- Average
- Average budget
Ingredients
- 2 pounds small yellow, red, or white potatoes
- 1 tablespoon apple cider, wine, or rice wine vinegar
- 1/2 cup sour cream
- 1/4 cup mayonnaise, try homemade mayonnaise
- 1 tablespoon yellow mustard, substitute Dijon or whole grain mustard
- 3 celery stalks, finely chopped, about 1/2 cup
- 1 medium dill pickle, finely chopped, about 1/3 cup, try homemade pickles
- 2 hard-boiled eggs, peeled and chopped, optional
- 1/4 cup chopped fresh herbs like parsley, dill, chives, tarragon, or cilantro
- Salt and fresh ground black pepper
Preparation
Step 1
Add the potatoes to a large pot and cover with 1 ½ inches of water.
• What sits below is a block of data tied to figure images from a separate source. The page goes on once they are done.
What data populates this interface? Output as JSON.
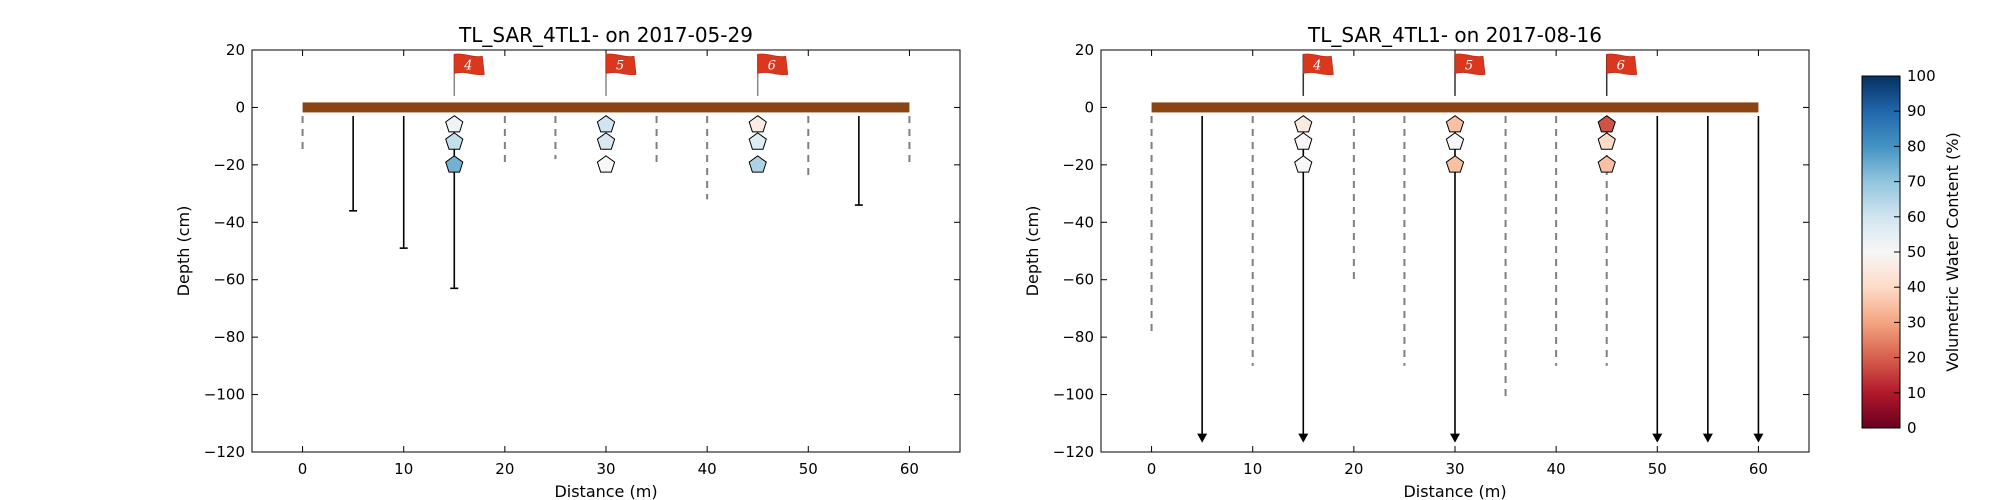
{
  "chart_data": [
    {
      "type": "scatter",
      "title": "TL_SAR_4TL1-  on 2017-05-29",
      "xlabel": "Distance (m)",
      "ylabel": "Depth (cm)",
      "xlim": [
        -5,
        65
      ],
      "ylim": [
        -120,
        20
      ],
      "xticks": [
        "0",
        "10",
        "20",
        "30",
        "40",
        "50",
        "60"
      ],
      "yticks": [
        "20",
        "0",
        "−20",
        "−40",
        "−60",
        "−80",
        "−100",
        "−120"
      ],
      "surface": {
        "x_start": 0,
        "x_end": 60,
        "depth": 0,
        "color": "#8B4513"
      },
      "flags": [
        {
          "x": 15,
          "label": "4"
        },
        {
          "x": 30,
          "label": "5"
        },
        {
          "x": 45,
          "label": "6"
        }
      ],
      "dashed_probes": [
        {
          "x": 0,
          "depth": -15
        },
        {
          "x": 20,
          "depth": -21
        },
        {
          "x": 25,
          "depth": -18
        },
        {
          "x": 35,
          "depth": -21
        },
        {
          "x": 40,
          "depth": -32
        },
        {
          "x": 50,
          "depth": -24
        },
        {
          "x": 60,
          "depth": -21
        }
      ],
      "solid_probes": [
        {
          "x": 5,
          "depth": -36,
          "arrow": false
        },
        {
          "x": 10,
          "depth": -49,
          "arrow": false
        },
        {
          "x": 15,
          "depth": -63,
          "arrow": false
        },
        {
          "x": 55,
          "depth": -34,
          "arrow": false
        }
      ],
      "moisture_points": [
        {
          "x": 15,
          "depth": -6,
          "vwc": 52
        },
        {
          "x": 15,
          "depth": -12,
          "vwc": 62
        },
        {
          "x": 15,
          "depth": -20,
          "vwc": 74
        },
        {
          "x": 30,
          "depth": -6,
          "vwc": 60
        },
        {
          "x": 30,
          "depth": -12,
          "vwc": 58
        },
        {
          "x": 30,
          "depth": -20,
          "vwc": 50
        },
        {
          "x": 45,
          "depth": -6,
          "vwc": 46
        },
        {
          "x": 45,
          "depth": -12,
          "vwc": 56
        },
        {
          "x": 45,
          "depth": -20,
          "vwc": 66
        }
      ]
    },
    {
      "type": "scatter",
      "title": "TL_SAR_4TL1-  on 2017-08-16",
      "xlabel": "Distance (m)",
      "ylabel": "Depth (cm)",
      "xlim": [
        -5,
        65
      ],
      "ylim": [
        -120,
        20
      ],
      "xticks": [
        "0",
        "10",
        "20",
        "30",
        "40",
        "50",
        "60"
      ],
      "yticks": [
        "20",
        "0",
        "−20",
        "−40",
        "−60",
        "−80",
        "−100",
        "−120"
      ],
      "surface": {
        "x_start": 0,
        "x_end": 60,
        "depth": 0,
        "color": "#8B4513"
      },
      "flags": [
        {
          "x": 15,
          "label": "4"
        },
        {
          "x": 30,
          "label": "5"
        },
        {
          "x": 45,
          "label": "6"
        }
      ],
      "dashed_probes": [
        {
          "x": 0,
          "depth": -79
        },
        {
          "x": 10,
          "depth": -90
        },
        {
          "x": 20,
          "depth": -61
        },
        {
          "x": 25,
          "depth": -90
        },
        {
          "x": 35,
          "depth": -102
        },
        {
          "x": 40,
          "depth": -90
        },
        {
          "x": 45,
          "depth": -90
        }
      ],
      "solid_probes": [
        {
          "x": 5,
          "depth": -115,
          "arrow": true
        },
        {
          "x": 15,
          "depth": -115,
          "arrow": true
        },
        {
          "x": 30,
          "depth": -115,
          "arrow": true
        },
        {
          "x": 50,
          "depth": -115,
          "arrow": true
        },
        {
          "x": 55,
          "depth": -115,
          "arrow": true
        },
        {
          "x": 60,
          "depth": -115,
          "arrow": true
        }
      ],
      "moisture_points": [
        {
          "x": 15,
          "depth": -6,
          "vwc": 45
        },
        {
          "x": 15,
          "depth": -12,
          "vwc": 50
        },
        {
          "x": 15,
          "depth": -20,
          "vwc": 50
        },
        {
          "x": 30,
          "depth": -6,
          "vwc": 35
        },
        {
          "x": 30,
          "depth": -12,
          "vwc": 50
        },
        {
          "x": 30,
          "depth": -20,
          "vwc": 35
        },
        {
          "x": 45,
          "depth": -6,
          "vwc": 18
        },
        {
          "x": 45,
          "depth": -12,
          "vwc": 40
        },
        {
          "x": 45,
          "depth": -20,
          "vwc": 35
        }
      ]
    }
  ],
  "colorbar": {
    "label": "Volumetric Water Content (%)",
    "min": 0,
    "max": 100,
    "ticks": [
      "0",
      "10",
      "20",
      "30",
      "40",
      "50",
      "60",
      "70",
      "80",
      "90",
      "100"
    ],
    "colormap": "RdBu"
  }
}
Season with salt — use one teaspoon for every quart of water.
Step 2
Bring the water to a boil, then reduce to a simmer (boiling the potatoes can cause them to hit one another and break apart)—Cook 15 to 20 minutes or until easily pierced with a fork.
Step 3
Meanwhile, set up an ice bath. Add cold water to a medium bowl filled with ice. Drain the potatoes and then place them into the ice bath. When cool, peel the potatoes by gently pinching the skin and pulling it away.
Step 4
Chop the peeled potatoes into bite-size chunks, then add to a large bowl. Scatter the vinegar over potatoes and lightly season with salt.
Step 5
Stir the sour cream, mayonnaise, and mustard in a bowl.
Step 6
Add the sour cream mixture, de-flamed onions, celery, pickles, eggs, and herbs to the potatoes. Gently stir to combine, being careful not to mash the potatoes too much.
Step 7
Season with salt and pepper to taste. If you have the time, refrigerate at least 30 minutes before serving.